Magical Dandelion Cookies (Print Page)

Light, floral cookies with dandelion petals, honey sweetness, and a citrus lift—ideal with tea.

# What You Need:

→ Dry Ingredients

01 - 2 cups all-purpose flour
02 - 1 teaspoon baking powder
03 - ½ teaspoon salt

→ Wet Ingredients

04 - ½ cup unsalted butter, softened
05 - ⅔ cup granulated sugar
06 - 1 large egg
07 - 2 tablespoons honey
08 - 1 teaspoon vanilla extract
09 - 2 teaspoons finely grated lemon zest

→ Floral Addition

10 - ½ cup fresh dandelion petals (yellow parts only, cleaned and pest-free)

# Directions:

01 - Preheat oven to 350°F. Line a baking sheet with parchment paper.
02 - In a medium bowl, whisk together the flour, baking powder, and salt. Set aside.
03 - In a large bowl, cream the softened butter and sugar together until light and fluffy.
04 - Beat in the egg, honey, vanilla extract, and lemon zest until the mixture is smooth and well blended.
05 - Gradually add the dry ingredient mixture to the wet ingredients, mixing just until combined.

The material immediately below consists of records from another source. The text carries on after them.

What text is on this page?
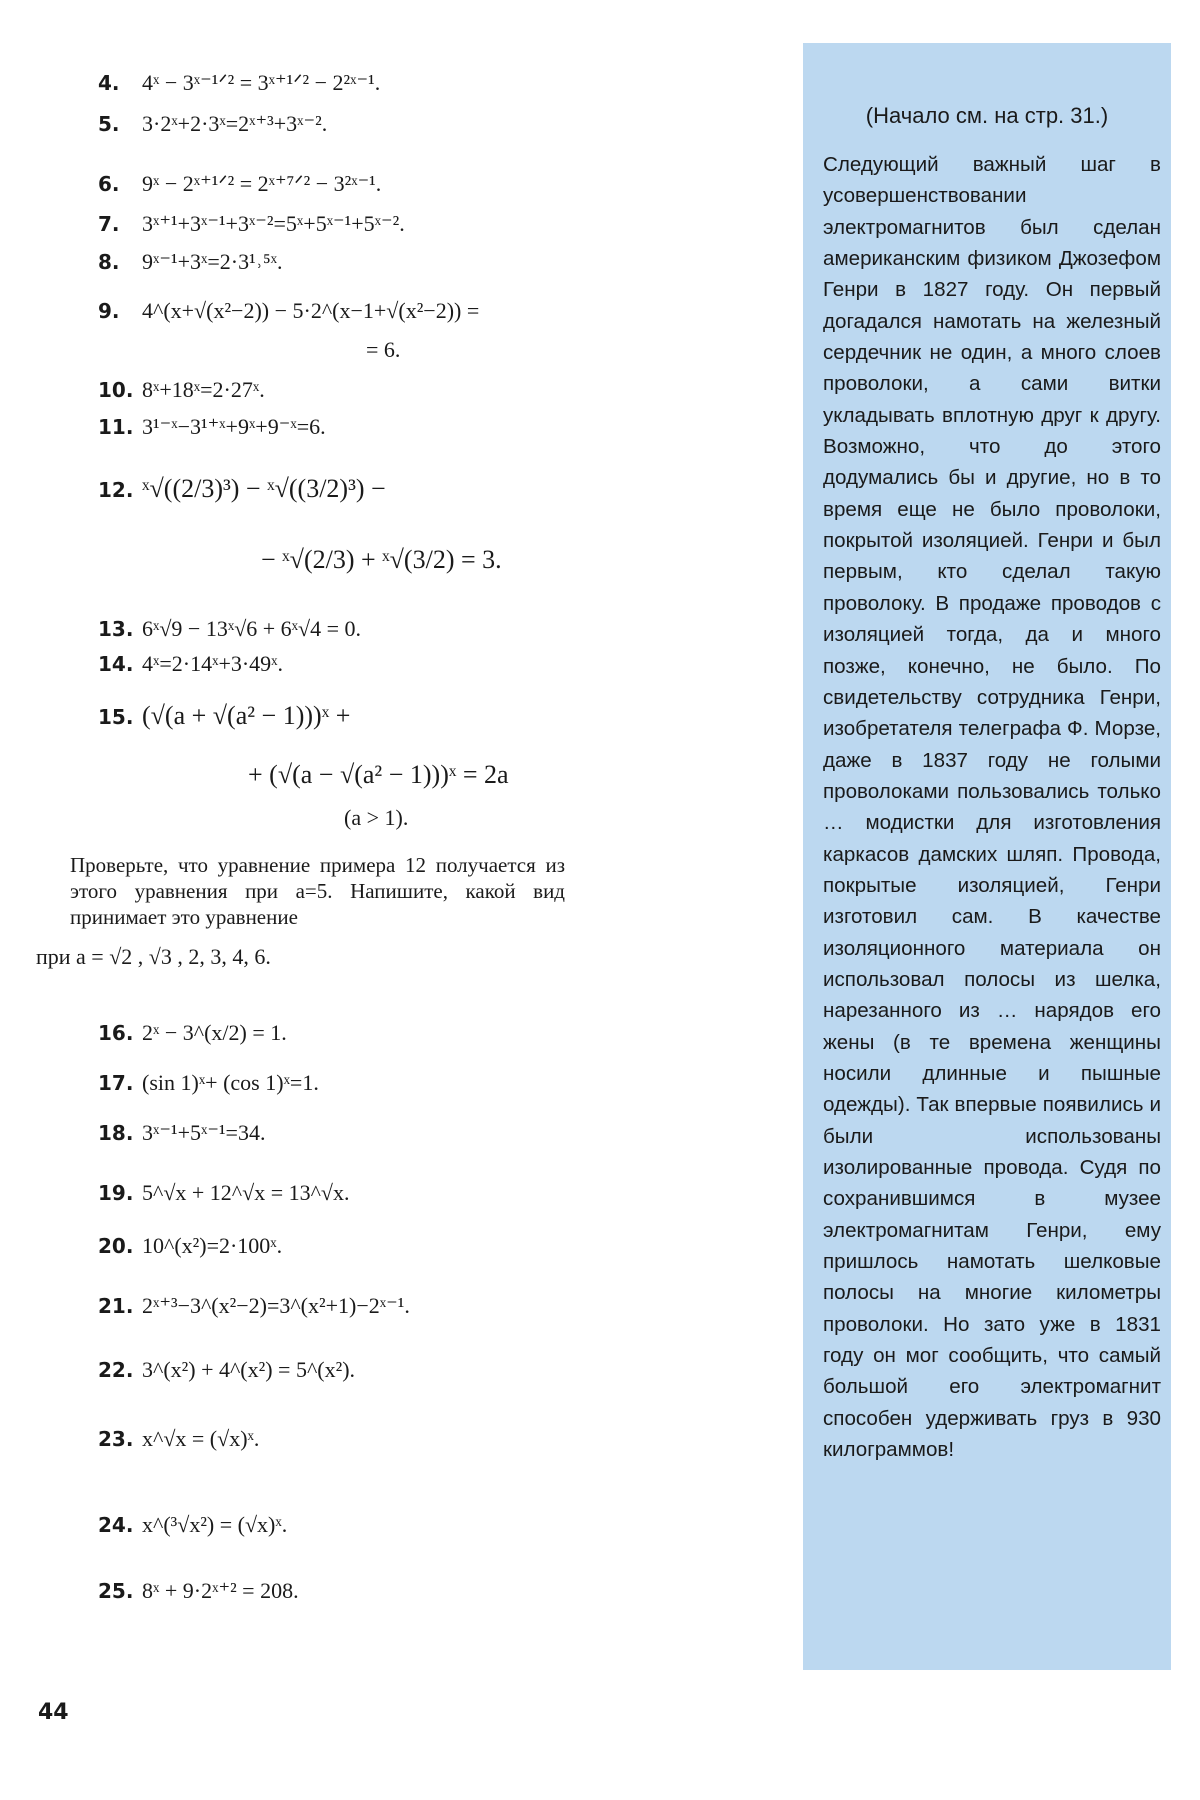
4. 4ˣ − 3ˣ⁻¹ᐟ² = 3ˣ⁺¹ᐟ² − 2²ˣ⁻¹.
5. 3·2ˣ+2·3ˣ=2ˣ⁺³+3ˣ⁻².
6. 9ˣ − 2ˣ⁺¹ᐟ² = 2ˣ⁺⁷ᐟ² − 3²ˣ⁻¹.
7. 3ˣ⁺¹+3ˣ⁻¹+3ˣ⁻²=5ˣ+5ˣ⁻¹+5ˣ⁻².
8. 9ˣ⁻¹+3ˣ=2·3¹˒⁵ˣ.
9. 4^(x+√(x²−2)) − 5·2^(x−1+√(x²−2)) =
= 6.
10. 8ˣ+18ˣ=2·27ˣ.
11. 3¹⁻ˣ−3¹⁺ˣ+9ˣ+9⁻ˣ=6.
12. ˣ√((2/3)³) − ˣ√((3/2)³) −
− ˣ√(2/3) + ˣ√(3/2) = 3.
13. 6ˣ√9 − 13ˣ√6 + 6ˣ√4 = 0.
14. 4ˣ=2·14ˣ+3·49ˣ.
15. (√(a + √(a² − 1)))ˣ +
+ (√(a − √(a² − 1)))ˣ = 2a
(a > 1).
Проверьте, что уравнение примера 12 получается из этого уравнения при a=5. Напишите, какой вид принимает это уравнение
при a = √2 , √3 , 2, 3, 4, 6.
16. 2ˣ − 3^(x/2) = 1.
17. (sin 1)ˣ+ (cos 1)ˣ=1.
18. 3ˣ⁻¹+5ˣ⁻¹=34.
19. 5^√x + 12^√x = 13^√x.
20. 10^(x²)=2·100ˣ.
21. 2ˣ⁺³−3^(x²−2)=3^(x²+1)−2ˣ⁻¹.
22. 3^(x²) + 4^(x²) = 5^(x²).
23. x^√x = (√x)ˣ.
24. x^(³√x²) = (√x)ˣ.
25. 8ˣ + 9·2ˣ⁺² = 208.
(Начало см. на стр. 31.)
Следующий важный шаг в усовершенствовании электромагнитов был сделан американским физиком Джозефом Генри в 1827 году. Он первый догадался намотать на железный сердечник не один, а много слоев проволоки, а сами витки укладывать вплотную друг к другу. Возможно, что до этого додумались бы и другие, но в то время еще не было проволоки, покрытой изоляцией. Генри и был первым, кто сделал такую проволоку. В продаже проводов с изоляцией тогда, да и много позже, конечно, не было. По свидетельству сотрудника Генри, изобретателя телеграфа Ф. Морзе, даже в 1837 году не голыми проволоками пользовались только … модистки для изготовления каркасов дамских шляп. Провода, покрытые изоляцией, Генри изготовил сам. В качестве изоляционного материала он использовал полосы из шелка, нарезанного из … нарядов его жены (в те времена женщины носили длинные и пышные одежды). Так впервые появились и были использованы изолированные провода. Судя по сохранившимся в музее электромагнитам Генри, ему пришлось намотать шелковые полосы на многие километры проволоки. Но зато уже в 1831 году он мог сообщить, что самый большой его электромагнит способен удерживать груз в 930 килограммов!
44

Do not overmix.
06 - Gently fold in the dandelion petals until evenly distributed throughout the dough.
07 - Scoop tablespoon-sized mounds of dough onto the prepared baking sheet, spacing them about 2 inches apart.
08 - Bake for 10 to 12 minutes, or until the edges are just turning golden.
09 - Allow the cookies to cool on the baking sheet for 5 minutes before transferring to a wire cooling rack.

# Expert Tips:

01 -
  • The floral sweetness is subtle and unexpected, like a secret garden ingredient most people never think to bake with.
  • They come together in under 35 minutes with nothing fancy required, just a willingness to forage your own front lawn.
02 -
  • Green parts from the dandelion base will make your cookies bitter, so pinch off every bit of green and keep only the bright yellow petals.
  • I once rinsed petals and forgot to pat them dry, the extra moisture turned my cookies soggy, so always spread them on a towel first.
03 -
  • Pick dandelions at midday when the flowers are fully open, the petals separate much more easily than with half-closed morning blooms.
  • Freeze the scooped dough balls on a tray for 15 minutes before baking and you will get thicker, chewier cookies with more defined edges.